Sedang Membaca
Ulama Banjar (61): H. Mahlan Amin
Redaksi
Penulis Kolom

Redaksi Alif.ID - Berkeislaman dalam Kebudayaan

Ulama Banjar (61): H. Mahlan Amin

H. Mahlan Amin

(L. 1918– W. 1988)

Tim mengalami kesulitan menghimpun data tentang biografi guru seni baca Al-qur’an yang satu ini, karena tidak menemukan anak-anak atau pihak keluarganya yang sekarang katanya ada di Banjarmasin. Akhirnya tim hanya mewawancarai sahabat dekatnya ketika sama sama tergabung dalam organisasi seni baca Al-Qur’an yang bernama Jam’iyyatul Qurra wa Al-huffaz.

Beliau adalah KH. Birhasani (90) yang sekarang masih sehat, tinggal di komplek veteran Jl.A. Yani km 1 Rt. 18 No 57 Kelurahan Sungai Baru, Banjarmasin. Ketika di temui, informan ini mengaku pernah serantang seruntung dengan H. Mahlan amin dalam mengayuh bahtera organisasi baca Al-Qur’an tersebut.

Menurut Birhasani, H. Mahlan Amin, embel-embel di belakang namanya adalah nama orang tuanya yaitu H. Amin. Pada masanya, orang tuanya ini terkenal sebagai qari yang suaranya merdu sekali sekaligus guru seni baca Al-Qur’an.
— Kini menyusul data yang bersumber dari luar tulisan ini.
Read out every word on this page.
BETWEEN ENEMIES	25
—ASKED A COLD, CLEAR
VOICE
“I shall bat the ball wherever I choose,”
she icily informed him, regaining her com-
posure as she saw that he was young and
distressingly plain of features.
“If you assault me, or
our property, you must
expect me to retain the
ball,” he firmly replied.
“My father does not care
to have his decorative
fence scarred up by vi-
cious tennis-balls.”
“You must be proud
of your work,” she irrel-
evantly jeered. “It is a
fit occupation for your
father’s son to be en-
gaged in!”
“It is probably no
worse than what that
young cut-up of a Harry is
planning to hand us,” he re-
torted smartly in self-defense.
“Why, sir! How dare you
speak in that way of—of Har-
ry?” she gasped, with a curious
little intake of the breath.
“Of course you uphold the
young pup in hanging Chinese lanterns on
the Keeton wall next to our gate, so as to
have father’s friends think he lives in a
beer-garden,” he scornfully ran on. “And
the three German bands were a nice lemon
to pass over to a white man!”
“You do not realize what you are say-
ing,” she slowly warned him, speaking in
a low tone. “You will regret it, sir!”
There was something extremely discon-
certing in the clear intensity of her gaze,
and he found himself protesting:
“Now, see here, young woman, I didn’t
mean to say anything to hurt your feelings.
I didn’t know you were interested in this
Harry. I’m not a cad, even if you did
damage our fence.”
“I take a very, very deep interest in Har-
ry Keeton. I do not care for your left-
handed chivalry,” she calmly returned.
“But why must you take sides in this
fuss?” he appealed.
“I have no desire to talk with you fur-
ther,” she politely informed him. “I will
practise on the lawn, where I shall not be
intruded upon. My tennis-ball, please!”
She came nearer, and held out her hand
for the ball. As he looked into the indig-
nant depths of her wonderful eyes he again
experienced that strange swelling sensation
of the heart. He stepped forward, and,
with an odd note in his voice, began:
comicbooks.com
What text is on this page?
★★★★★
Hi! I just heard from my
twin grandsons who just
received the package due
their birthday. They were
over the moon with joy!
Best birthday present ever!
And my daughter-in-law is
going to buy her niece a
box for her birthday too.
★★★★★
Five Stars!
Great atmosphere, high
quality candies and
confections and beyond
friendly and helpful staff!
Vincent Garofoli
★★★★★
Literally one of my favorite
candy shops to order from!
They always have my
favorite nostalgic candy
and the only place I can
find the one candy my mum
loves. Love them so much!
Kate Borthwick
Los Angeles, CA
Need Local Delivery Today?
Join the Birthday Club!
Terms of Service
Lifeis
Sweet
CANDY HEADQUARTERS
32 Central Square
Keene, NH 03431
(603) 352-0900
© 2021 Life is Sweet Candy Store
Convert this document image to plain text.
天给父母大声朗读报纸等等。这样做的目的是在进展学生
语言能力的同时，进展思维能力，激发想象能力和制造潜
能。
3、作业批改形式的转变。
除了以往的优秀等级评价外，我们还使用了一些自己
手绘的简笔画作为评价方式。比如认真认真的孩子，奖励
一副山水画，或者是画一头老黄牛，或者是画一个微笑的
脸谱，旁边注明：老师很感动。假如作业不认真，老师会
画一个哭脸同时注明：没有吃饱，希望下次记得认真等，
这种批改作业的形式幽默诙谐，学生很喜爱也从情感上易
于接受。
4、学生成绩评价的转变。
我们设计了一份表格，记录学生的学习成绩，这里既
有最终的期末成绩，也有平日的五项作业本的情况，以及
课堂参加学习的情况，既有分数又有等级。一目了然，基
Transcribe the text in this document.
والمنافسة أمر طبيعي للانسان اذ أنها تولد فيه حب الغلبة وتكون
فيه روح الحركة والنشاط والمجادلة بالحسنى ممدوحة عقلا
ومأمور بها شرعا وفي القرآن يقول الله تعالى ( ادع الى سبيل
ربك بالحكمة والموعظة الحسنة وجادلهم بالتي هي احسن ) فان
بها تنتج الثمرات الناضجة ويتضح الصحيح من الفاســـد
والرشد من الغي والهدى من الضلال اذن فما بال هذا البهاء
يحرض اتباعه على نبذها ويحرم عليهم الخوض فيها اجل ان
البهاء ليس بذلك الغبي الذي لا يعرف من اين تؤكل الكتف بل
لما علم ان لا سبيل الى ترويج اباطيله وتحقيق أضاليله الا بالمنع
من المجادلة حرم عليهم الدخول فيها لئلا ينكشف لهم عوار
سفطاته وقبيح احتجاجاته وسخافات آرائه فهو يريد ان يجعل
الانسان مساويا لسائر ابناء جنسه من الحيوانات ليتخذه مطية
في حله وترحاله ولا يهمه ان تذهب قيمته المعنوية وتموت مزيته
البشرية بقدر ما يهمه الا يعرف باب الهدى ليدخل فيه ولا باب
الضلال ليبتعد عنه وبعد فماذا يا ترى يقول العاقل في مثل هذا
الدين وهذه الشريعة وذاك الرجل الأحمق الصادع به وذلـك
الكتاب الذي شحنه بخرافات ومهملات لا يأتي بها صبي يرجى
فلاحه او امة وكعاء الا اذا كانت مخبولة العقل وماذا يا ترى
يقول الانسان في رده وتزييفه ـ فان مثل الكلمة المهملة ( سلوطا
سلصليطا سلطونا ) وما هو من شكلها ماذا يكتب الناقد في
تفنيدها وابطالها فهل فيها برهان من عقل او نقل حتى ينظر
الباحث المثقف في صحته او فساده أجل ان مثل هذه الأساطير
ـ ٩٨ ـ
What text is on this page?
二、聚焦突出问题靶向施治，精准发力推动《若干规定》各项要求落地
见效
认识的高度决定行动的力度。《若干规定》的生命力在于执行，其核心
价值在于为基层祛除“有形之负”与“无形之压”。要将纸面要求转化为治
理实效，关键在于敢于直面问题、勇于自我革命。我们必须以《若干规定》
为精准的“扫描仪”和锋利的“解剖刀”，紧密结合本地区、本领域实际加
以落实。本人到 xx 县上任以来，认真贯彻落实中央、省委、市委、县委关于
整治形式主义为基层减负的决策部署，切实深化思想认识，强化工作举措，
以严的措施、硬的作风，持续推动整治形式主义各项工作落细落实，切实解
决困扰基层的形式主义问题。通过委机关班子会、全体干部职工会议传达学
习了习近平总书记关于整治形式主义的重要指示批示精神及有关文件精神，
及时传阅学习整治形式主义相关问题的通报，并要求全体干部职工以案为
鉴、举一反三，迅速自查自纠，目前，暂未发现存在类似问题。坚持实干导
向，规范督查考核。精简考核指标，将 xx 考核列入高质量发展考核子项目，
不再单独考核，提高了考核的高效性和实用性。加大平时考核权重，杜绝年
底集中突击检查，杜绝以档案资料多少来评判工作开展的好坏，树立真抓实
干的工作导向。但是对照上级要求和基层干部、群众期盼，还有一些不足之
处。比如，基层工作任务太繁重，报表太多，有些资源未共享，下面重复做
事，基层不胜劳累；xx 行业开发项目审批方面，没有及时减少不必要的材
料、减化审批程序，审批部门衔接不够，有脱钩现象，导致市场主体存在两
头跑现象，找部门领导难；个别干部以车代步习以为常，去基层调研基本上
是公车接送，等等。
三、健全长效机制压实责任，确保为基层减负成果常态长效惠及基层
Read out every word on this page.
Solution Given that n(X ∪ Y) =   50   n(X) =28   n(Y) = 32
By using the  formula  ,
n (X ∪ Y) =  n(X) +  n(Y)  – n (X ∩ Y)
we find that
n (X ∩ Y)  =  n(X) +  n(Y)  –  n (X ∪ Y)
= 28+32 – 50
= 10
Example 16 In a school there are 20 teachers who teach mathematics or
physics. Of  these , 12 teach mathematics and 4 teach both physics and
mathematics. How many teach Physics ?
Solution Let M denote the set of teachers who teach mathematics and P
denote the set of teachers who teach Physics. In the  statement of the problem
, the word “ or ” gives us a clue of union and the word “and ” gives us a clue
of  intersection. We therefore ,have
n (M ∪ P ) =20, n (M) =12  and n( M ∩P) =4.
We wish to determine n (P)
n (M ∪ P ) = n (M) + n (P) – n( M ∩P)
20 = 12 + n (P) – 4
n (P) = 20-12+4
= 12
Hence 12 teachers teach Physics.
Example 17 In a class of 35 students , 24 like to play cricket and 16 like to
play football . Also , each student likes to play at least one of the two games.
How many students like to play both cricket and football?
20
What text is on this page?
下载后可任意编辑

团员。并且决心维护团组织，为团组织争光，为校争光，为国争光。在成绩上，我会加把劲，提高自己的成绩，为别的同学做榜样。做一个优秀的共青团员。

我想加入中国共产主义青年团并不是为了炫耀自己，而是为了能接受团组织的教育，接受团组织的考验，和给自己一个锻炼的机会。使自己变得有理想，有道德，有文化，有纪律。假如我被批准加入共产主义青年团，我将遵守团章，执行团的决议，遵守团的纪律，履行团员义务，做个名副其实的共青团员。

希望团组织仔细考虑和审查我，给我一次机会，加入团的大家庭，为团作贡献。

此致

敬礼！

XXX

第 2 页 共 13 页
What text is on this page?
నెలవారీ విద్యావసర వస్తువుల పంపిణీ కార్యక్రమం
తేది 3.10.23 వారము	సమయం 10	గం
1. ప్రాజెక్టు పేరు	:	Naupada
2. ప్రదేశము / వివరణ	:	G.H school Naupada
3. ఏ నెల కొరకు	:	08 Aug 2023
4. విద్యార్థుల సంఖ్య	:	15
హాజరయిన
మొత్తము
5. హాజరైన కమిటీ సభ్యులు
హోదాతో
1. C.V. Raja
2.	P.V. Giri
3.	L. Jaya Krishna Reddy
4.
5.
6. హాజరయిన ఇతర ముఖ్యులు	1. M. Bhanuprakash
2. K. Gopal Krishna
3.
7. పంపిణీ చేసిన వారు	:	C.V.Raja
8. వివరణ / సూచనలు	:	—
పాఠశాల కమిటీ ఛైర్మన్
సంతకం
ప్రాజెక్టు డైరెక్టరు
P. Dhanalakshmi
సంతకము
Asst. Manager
H. Mahlan begitu sebutan akrabnya lahir di desa Tambalangan Amuntai sekitar tahun 1918, sejak kecil hingga remaja menjelang dewasa tinggal didaerah kelahirannya ini setelah dewasa urban ke Banjarmasin, tinggal di daerah Kuripan, berikutnya pindah ke Teluk Dalam.

Sebenarnya, menurut informan ini, H. mahlan mempunyai beberapa orang saudara, namun ia tidak mampu mengingat nama saudara saudaranya itu, H. Mahlan mempunyai beberapa orang istri dalam waktu yang berbeda, salah satu dari Belimbing Malang Jawa Timur. Dari perkawinannya dengan orang Malang ini telah di anugrahi 5 orang anak masing masing bernama: Bahrudin, Nahwani, Darkanidan dua orang perempuan yang tidak ingat lagi siapa namanya dan diduga masih hidup sampai sekarang.

H. Mahlan memiliki suara khas yang cukup merdu yang menjadi modal utama baginya untuk bisa membaca Al-Qur’an dengan baik. Harapannya ini terwujud dalam kenyataan, sehingga ia terkenal sebagai qari terunggul yang sulit mencari tandingannya di masanya. Disamping qari juga sebagai guru seni baca Alquran yang pertama di Banjarmasin bersama H. Mukhtar yang juga qari dan hafal al-Qur’an (hafiz) di Benua Anyar Banjarmasin.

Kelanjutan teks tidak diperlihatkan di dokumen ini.